Glattleder wiederum ist zwar in puncto Reinigung überlegen, fühlt sich jedoch kühler an und passt weniger zum aktuellen Comfort-Core-Trend. Cord positioniert sich als goldene Mitte: Er ist robuster als Samt, aber wärmer und haptisch angenehmer als Leder. Zudem lässt er sich mit dem Staubsauger gut reinigen und erweist sich als Polyester-Mischgewebe als besonders langlebig.
Die digitale Herausforderung: Wie lässt sich Haptik durch den Bildschirm vermitteln?
Cord entfaltet seine volle Wirkung erst durch die Berührung. Genau darin liegt die zentrale Herausforderung für den Online-Handel: Wie lässt sich ein taktiles Erlebnis digital transportieren?
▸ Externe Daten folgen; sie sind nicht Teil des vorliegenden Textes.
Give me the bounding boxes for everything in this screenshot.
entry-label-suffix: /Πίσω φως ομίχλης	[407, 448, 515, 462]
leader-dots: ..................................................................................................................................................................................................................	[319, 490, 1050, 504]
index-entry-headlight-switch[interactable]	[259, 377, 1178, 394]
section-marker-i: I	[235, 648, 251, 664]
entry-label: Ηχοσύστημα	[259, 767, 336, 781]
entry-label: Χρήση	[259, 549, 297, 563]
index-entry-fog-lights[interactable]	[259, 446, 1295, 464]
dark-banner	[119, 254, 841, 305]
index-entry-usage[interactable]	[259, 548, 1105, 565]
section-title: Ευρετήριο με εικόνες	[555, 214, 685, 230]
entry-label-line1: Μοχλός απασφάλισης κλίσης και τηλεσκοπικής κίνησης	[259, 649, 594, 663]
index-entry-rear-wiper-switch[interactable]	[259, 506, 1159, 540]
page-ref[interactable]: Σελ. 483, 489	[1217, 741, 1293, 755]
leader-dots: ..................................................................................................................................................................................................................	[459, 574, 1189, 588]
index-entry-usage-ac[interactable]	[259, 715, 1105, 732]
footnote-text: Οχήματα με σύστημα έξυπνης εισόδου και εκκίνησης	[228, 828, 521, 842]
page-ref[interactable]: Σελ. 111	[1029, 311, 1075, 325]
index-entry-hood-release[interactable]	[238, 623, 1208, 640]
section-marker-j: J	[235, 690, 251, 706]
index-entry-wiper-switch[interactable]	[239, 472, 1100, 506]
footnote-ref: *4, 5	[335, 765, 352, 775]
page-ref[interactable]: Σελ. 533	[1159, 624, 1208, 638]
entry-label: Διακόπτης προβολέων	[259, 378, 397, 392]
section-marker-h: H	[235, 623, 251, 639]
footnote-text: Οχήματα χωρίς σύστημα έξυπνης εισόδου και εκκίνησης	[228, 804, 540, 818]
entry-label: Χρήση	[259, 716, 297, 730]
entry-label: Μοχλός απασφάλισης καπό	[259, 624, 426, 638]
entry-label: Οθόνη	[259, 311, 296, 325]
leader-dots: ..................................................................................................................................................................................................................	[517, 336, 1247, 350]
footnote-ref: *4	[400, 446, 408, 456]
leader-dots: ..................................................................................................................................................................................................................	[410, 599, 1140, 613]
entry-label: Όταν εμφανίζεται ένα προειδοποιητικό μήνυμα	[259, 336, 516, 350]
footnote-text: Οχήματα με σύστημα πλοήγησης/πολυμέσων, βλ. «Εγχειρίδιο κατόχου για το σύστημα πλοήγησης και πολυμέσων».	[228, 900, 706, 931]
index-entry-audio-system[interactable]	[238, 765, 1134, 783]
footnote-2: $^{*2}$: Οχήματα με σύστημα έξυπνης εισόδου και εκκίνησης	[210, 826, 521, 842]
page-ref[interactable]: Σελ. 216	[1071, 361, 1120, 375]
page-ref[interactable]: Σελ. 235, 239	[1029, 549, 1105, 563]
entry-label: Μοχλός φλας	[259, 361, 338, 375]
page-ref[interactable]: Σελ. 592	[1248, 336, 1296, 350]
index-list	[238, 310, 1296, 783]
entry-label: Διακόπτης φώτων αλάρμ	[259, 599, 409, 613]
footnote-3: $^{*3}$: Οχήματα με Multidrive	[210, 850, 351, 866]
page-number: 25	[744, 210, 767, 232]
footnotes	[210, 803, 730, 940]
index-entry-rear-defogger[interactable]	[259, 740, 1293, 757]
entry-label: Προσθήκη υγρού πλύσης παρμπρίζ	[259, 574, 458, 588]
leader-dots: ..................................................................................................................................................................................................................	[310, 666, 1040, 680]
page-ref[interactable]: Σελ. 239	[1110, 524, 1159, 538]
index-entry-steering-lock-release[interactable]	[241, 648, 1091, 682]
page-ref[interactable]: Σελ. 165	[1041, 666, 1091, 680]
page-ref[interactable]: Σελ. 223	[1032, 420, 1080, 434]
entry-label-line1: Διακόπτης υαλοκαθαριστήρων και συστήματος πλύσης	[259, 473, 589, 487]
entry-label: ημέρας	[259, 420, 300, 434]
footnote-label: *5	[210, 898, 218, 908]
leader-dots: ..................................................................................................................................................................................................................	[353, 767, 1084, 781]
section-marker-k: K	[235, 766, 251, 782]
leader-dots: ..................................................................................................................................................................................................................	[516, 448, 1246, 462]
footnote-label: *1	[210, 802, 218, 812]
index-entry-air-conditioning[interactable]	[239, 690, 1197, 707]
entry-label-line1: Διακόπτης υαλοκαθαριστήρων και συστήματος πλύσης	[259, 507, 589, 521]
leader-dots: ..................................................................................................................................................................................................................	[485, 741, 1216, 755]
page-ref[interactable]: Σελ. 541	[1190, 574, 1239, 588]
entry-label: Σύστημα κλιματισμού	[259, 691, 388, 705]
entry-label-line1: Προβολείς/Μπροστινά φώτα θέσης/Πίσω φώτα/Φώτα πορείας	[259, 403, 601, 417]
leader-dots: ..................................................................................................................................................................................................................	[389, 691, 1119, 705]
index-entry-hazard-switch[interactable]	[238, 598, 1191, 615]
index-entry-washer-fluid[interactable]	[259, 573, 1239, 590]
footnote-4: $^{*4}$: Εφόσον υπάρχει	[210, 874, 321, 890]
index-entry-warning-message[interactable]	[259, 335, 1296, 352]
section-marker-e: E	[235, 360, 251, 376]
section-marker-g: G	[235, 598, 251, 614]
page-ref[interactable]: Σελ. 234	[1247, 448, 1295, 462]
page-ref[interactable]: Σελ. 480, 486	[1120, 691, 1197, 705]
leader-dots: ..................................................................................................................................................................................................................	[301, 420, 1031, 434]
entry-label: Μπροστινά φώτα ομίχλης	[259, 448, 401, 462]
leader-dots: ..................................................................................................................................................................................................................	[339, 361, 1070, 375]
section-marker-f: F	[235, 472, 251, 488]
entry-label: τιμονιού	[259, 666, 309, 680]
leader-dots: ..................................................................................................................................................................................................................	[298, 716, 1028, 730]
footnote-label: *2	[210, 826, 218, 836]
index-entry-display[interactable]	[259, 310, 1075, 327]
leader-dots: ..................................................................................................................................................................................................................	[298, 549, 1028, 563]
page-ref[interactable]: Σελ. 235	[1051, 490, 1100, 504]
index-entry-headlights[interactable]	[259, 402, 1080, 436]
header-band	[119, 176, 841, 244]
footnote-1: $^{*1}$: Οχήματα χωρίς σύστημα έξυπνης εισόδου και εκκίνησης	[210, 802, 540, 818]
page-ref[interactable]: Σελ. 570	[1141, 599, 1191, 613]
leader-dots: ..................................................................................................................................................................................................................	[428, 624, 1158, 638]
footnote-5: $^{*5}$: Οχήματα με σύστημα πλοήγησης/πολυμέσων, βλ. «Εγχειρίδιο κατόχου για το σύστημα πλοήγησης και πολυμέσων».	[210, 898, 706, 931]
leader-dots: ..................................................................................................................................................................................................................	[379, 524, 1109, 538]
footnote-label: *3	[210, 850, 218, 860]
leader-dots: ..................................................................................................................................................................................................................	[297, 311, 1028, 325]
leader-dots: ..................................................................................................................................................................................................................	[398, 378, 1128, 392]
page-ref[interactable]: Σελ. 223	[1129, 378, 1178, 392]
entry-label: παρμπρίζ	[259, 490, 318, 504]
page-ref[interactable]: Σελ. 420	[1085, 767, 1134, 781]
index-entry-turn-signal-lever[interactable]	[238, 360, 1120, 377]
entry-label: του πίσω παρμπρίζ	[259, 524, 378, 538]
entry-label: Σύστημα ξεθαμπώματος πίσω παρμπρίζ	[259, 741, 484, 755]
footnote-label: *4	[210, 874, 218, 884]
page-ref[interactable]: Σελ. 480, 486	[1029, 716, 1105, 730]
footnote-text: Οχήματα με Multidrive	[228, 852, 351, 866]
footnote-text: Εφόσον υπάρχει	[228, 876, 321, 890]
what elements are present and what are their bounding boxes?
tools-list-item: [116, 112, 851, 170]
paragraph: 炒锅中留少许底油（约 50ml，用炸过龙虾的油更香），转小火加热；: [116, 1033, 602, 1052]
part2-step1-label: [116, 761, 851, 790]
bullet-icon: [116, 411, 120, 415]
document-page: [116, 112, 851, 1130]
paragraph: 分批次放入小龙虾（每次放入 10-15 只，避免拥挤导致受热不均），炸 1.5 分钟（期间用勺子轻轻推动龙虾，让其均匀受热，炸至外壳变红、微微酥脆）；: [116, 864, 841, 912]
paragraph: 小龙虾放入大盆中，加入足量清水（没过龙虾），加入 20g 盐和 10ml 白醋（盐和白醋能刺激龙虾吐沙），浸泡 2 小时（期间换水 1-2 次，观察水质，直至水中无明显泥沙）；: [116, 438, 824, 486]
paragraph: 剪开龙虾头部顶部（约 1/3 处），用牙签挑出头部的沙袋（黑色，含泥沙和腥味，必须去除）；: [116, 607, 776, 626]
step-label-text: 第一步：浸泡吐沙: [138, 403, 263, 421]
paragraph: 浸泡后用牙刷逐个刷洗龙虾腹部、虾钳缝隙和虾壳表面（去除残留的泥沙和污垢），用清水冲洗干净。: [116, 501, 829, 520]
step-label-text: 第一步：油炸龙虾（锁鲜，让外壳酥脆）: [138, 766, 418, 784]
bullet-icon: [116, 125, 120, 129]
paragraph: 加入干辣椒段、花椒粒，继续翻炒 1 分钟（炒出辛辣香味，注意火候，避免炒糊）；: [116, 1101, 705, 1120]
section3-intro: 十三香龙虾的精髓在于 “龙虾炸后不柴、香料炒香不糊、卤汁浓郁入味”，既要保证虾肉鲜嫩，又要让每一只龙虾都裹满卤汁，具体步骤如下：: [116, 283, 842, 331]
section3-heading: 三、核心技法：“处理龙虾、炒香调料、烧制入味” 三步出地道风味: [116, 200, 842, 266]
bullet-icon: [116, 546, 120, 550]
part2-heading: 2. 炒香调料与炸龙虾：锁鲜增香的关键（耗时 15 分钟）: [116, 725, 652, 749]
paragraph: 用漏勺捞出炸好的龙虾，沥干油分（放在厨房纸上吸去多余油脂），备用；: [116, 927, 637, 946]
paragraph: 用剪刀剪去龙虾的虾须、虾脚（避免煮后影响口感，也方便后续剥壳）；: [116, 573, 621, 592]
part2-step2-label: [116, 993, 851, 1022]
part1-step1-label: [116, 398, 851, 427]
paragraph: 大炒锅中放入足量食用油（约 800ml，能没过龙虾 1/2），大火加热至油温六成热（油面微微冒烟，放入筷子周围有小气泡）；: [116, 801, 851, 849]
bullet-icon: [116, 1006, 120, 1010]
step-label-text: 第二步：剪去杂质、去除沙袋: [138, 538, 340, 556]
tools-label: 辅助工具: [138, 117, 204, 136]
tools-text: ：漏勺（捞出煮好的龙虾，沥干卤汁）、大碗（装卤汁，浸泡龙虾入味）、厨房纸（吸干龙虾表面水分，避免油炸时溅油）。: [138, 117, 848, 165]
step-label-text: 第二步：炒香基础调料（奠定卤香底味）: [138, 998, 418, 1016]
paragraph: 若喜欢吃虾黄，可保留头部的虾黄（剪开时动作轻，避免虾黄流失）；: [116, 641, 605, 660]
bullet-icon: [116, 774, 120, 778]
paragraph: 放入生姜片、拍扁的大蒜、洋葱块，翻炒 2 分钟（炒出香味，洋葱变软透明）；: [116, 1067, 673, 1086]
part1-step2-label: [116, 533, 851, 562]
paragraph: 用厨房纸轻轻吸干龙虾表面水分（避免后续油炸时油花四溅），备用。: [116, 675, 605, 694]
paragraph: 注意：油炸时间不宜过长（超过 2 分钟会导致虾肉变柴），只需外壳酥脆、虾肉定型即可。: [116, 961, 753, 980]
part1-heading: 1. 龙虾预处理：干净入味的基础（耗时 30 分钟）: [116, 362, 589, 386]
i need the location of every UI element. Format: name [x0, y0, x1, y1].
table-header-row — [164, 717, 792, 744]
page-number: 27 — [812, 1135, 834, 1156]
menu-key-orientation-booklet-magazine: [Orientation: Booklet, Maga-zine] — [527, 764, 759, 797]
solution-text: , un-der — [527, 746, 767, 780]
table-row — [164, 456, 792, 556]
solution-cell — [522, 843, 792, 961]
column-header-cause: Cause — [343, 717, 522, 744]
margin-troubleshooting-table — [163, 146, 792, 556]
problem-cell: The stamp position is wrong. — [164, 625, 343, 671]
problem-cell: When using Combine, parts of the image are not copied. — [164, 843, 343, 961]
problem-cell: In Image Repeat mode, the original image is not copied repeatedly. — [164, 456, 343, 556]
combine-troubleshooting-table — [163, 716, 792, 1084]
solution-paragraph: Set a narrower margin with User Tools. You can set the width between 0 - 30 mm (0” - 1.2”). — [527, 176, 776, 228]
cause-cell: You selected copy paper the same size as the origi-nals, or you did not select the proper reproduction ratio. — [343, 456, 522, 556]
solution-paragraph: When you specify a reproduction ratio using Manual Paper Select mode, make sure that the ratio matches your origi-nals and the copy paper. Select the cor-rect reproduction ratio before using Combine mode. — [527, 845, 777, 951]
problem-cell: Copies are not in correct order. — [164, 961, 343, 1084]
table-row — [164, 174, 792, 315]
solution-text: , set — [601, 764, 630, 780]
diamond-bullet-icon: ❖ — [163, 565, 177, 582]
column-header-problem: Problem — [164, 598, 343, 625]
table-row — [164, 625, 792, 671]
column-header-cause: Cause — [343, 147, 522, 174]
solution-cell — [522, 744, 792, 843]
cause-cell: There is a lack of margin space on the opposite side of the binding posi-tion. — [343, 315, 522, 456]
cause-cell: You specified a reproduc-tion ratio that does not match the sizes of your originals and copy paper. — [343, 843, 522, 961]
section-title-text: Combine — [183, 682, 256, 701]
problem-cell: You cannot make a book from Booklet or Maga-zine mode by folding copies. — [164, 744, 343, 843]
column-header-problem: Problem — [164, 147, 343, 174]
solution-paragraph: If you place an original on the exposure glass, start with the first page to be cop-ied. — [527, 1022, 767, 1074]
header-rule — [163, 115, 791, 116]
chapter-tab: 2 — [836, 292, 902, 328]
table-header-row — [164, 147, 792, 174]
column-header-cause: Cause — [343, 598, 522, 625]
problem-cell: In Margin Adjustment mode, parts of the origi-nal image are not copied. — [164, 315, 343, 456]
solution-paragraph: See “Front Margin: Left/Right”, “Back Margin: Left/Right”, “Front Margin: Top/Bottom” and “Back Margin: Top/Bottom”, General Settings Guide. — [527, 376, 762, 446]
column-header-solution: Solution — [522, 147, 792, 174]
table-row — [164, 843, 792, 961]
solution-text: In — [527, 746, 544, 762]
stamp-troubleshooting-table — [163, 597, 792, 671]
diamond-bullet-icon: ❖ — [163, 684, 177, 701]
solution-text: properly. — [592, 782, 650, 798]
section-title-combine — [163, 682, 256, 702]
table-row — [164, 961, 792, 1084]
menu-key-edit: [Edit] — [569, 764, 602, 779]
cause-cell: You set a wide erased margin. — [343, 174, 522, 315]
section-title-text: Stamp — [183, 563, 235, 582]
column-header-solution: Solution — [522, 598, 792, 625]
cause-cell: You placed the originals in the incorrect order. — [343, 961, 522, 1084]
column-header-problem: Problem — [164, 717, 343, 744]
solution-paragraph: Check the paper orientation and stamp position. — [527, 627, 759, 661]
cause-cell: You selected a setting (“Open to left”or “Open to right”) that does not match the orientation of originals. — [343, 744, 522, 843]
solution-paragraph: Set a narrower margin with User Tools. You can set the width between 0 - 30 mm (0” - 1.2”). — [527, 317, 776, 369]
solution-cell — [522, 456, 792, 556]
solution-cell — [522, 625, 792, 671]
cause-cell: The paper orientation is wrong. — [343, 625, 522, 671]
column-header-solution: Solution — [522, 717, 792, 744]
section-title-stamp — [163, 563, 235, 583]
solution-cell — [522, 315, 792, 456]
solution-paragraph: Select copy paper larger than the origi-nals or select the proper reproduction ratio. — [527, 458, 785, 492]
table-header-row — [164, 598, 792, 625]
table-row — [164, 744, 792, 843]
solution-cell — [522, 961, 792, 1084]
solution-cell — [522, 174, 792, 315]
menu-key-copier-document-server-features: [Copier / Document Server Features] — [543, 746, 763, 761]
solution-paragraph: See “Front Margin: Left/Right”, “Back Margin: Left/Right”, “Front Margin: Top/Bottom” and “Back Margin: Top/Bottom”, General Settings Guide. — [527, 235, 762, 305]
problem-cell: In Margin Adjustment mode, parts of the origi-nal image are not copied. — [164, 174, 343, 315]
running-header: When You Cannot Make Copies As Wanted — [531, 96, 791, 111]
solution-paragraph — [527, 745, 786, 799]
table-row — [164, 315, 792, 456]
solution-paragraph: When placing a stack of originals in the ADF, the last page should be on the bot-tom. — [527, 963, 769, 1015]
Die Branche setzt dafür voll auf die technischen Möglichkeiten unserer Zeit.
- 3D-Konfiguratoren erlauben es, Stoffe und Farben bei der Online-Betrachtung in Echtzeit zu wechseln und das Sofa aus verschiedenen Perspektiven in Augenschein zu nehmen.
- Augmented Reality (AR) geht noch einen Schritt weiter und projiziert das Möbelstück virtuell in den eigenen Wohnraum. Die Ergebnisse sprechen für sich: AR-Visualisierung kann die Conversion-Rate um bis zu 40 Prozent steigern und die Retourenquote um bis zu 60 Prozent senken. Interaktive Konfiguratoren erhöhen die Verweildauer auf Produktseiten um durchschnittlich 150 Prozent.
- Ergänzend setzen erfolgreiche Händler auf 360-Grad-Videos und Makroaufnahmen, die Struktur, Glanzgrad und Farbtiefe des Cordstoffs realitätsnah abbilden. Studien zeigen, dass Videoinhalte die Kaufwahrscheinlichkeit um das Elffache steigern können.
- Die klassischen Mustercoupons haben aus der analogen Zeit überdauert und sind auch aus dem E-Commerce nicht wegzudenken. Rund 42 Prozent der Online-Käufer im Polstermöbelsegment fordern vor dem Kauf Stoffmuster an.
Fazit? Cord ist ein Spiegel des aktuellen Konsumverhaltens
Das Cord Sofa ist weit mehr als ein kurzer Modetrend. Vielmehr verdichtet das Marktsegment zentrale Entwicklungen im E-Commerce von der Sehnsucht nach Haptik über technologische Innovationen in der Produktpräsentation bis hin zu psychologisch fundierten Marketingstrategien. Wer dieses Segment erfolgreich bespielen will, braucht mehr als schöne Bilder: Es braucht Verständnis für den Stoff – im wörtlichen wie im übertragenen Sinne.